The launching of the SI Vault earlier this year was a terrific occasion for all of us who love sports writing, although navigating the site is still a painful and frustrating experience. Sport hasn't been around in years, but they do have a website and recently, a handful of articles have been posted, including this 1953 profile on Mickey Mantle by Milton Gross:
There have been few more exciting rookies than Mantle was in 1951. Yet Mickey could have become one of the greatest busts simply because he had had so much ballyhoo. Until the end of last season there were many who viewed Mantle with misgivings, because he was a kid who was asked to walk before he could crawl and run before he could walk in baseball. There was question of his maturity for a role so large as the one in which he was being cast and it is entirely possible that what veered Robinson so firmly in his praise of Mantle was not what Mickey did over the entire Series, but his reactions on just one play.

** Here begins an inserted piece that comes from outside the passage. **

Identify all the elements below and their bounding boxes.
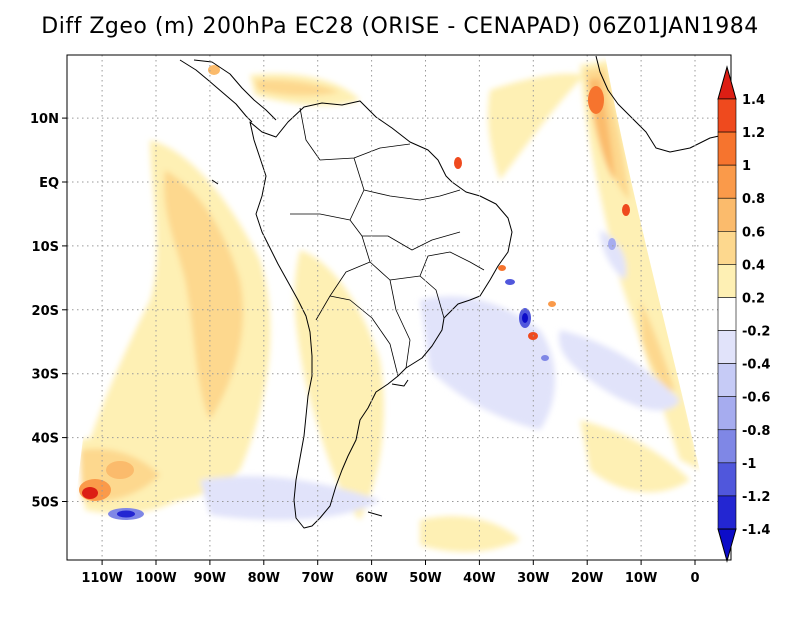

It happened in the third game of the Series, a game the Dodgers were to win to take a two‑games‑to‑one edge, but it is entirely possible that the Series was decided right there in the Yankees' favor as Mantle met and passed his most severe test. In the eighth inning, Robinson slashed a single to center. As Robinson made a sharp swerve around first base, Mickey fielded the ball on one hop and then was faced with a choice that every National League outfielder has had to make. He could throw to second, forcing Robinson to retreat to first base, or hold his throw until Jackie had committed himself irrevocably when it would be Mantle's arm against Jackie's speed, daring and know‑how on the bases. When it is you against Robinson, it is no simple decision to make.
Mantle elected to hold his throw. Whether it was a deliberate or instinctive decision, none can say, but Mantle watched Robinson and Jackie, watching the fielder, came as much as 25 feet toward second. He slowed down, pretending to go back and Mickey, meanwhile, came in several steps with the ball before cocking his arm as if to throw to first base.
With that motion Jackie went into high gear for second, yet Mantle still held his throw. Suddenly, it seemed Jackie sensed he could not make the base. The Dodger stopped, stumbled, got to his feet again and then scrambled back to first.
It was a war of nerves on the bases, Robinson drawing on his years of experience and Mantle drawing from some inexplicable well of wisdom that seems to be his despite his youth, and it was a war Robinson lost.
Among the 66,698 spectators at the Yankee Stadium that day were some who sensed the importance of the play as it related to the Series, but at least one among them, Branch Rickey, interpreted Mantle's reaction to Robinson's maneuvering in a much broader sense. Rickey brought Robinson to the majors and many times saw how Robinson's running could kill the confidence of one man and, through him, his team. As the play unfolded Rickey turned to his companion and said: "Maturity is something that cannot be measured in years. That young man's arms and legs and eyes and wind are young, but his head is old. To me it is the final proof of the boy. Mantle has the chance to make us forget every ballplayer we ever saw."